15. Em 04.01.2022, foi proferido despacho pelo Senhor Diretor Nacional Adjunto do SEF, sancionando o teor da informação a que se alude no ponto anterior, considerando o pedido de proteção internacional apresentado pelo A. como inadmissível, ao abrigo dos artigos 19.º-A, n.º 1, alínea a), e 37.º, n.º 2, ambos da Lei n.º 27/2008, de 30.06, e determinando a sua transferência para a França (cf. cópia da decisão junta a fls. 73 do processo administrativo no SITAF, documento que se dá por integralmente reproduzido).
16. Em 21.01.2022, o A. foi notificado da decisão referida no ponto anterior (cf. termo de notificação junto a fls. 79 do processo administrativo no SITAF, documento que se dá por integralmente reproduzido).
17. Em 10.06.2021, o sítio eletrónico https://www.rfi.fr/br/ noticiava que:
“O chefe de Estado francês solicitou aos ministros dessa área que ativassem "dispositivos em vigor" e intensificassem negociações com os países de origem para possibilitar o retorno de estrangeiros ilegais. O pedido foi feito durante uma reunião na quarta-feira (9). O encontro teve a participação do primeiro-ministro francês, Jean Castex, do ministro do Interior, Gerald Darmanin, do chanceler Jean-Yves LeDrian e de um representante do ministro da Justiça, Eric Dupond-Moretti.
"Os pedidos de asilo têm sido deturpados: os estrangeiros pedem sistematicamente asilo sabendo que a análise do dossiê vai durar meses e assumimos as despesas de maneira muito vantajosa", comentou um assessor do governo. "A imigração em nosso país é cada vez menos aceite", acrescentou. De 120 mil candidatos ao asilo por ano, 20 mil obtêm a condição de refugiados, 20 mil voltam para seus países de origem e 80 mil permanecem ilegalmente no território francês.
A expulsão de estrangeiros em situação irregular é dificultada por razões políticas, diplomáticas e mediáticas, reconhece a Presidência francesa, apesar da taxa de execução das decisões relativas às expulsões terem aumentado em um terço. No fim de 2020, ela estava entre 13% e 14%, contra 30% para a Europa. Ações de associações de defesa de direitos humanos, de ajuda aos imigrantes e até pedidos de parlamentares dificultam o processo no território francês. (…)”(notícia disponível online emhttps://www.rfi.fr/br/fran%C3%A7a/20210610-com-controle-da-epidemia-fran%C3%A7a-quer-acelerar-expuls%C3%B5es-de-clandestinos).

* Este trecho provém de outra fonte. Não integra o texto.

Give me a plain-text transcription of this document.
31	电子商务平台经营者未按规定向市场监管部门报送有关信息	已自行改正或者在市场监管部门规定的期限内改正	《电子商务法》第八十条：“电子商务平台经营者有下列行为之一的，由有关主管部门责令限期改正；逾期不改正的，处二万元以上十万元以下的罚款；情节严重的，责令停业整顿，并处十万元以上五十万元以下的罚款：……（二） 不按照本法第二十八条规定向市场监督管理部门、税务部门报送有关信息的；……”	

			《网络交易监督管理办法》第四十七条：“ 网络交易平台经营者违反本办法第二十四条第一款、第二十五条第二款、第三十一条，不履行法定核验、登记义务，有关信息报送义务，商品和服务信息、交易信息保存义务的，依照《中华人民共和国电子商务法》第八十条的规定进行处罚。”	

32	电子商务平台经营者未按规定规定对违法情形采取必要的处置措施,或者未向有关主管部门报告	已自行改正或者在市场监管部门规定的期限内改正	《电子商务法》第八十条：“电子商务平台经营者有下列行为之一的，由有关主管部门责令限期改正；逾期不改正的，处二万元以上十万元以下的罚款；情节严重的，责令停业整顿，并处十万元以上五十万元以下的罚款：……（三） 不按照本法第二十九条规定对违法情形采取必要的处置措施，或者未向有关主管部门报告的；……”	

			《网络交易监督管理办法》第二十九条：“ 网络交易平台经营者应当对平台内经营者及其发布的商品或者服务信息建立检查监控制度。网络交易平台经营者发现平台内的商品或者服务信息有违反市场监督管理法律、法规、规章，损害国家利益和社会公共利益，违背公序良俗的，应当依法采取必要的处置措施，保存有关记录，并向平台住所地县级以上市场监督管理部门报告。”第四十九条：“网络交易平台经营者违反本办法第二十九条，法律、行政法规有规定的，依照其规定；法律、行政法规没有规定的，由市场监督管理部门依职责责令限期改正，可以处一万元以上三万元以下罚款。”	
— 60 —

18. Em 17.11.2021, a Euronews noticiava que:
“Em França, foi desmantelado um grande campo de migrantes em GrandSynthe, no norte do país. Um campo ilegal, instalado num terreno baldio industrial e que abrigava aproximadamente mil pessoas - principalmente cidadãos iraquianos, paquistaneses e sírios. Esta operação teve lugar calmamente na terça-feira, mas num contexto de tensões diplomáticas entre Paris e Londres sobre a questão da migração - já que existem grandes diferenças entre França e Reino Unido no que toca à imigração ilegal.
Os obstáculos foram discutidos na segunda-feira durante uma videoconferência entre o Ministro do Interior de França, Gerald Darmanin e a homóloga britânica Priti Patel - concordaram em reforçar a sua cooperação operacional.
Entretanto, no terreno, aproximadamente 500 migrantes foram levados de autocarro para centros de alojamento - não houve qualquer aviso prévio sobre o desmantelamento do campo.”(notícia disponível online em https://pt.euronews.com/2021/11/17/desmantelamento-de-campo-de-migrantes-em-franca).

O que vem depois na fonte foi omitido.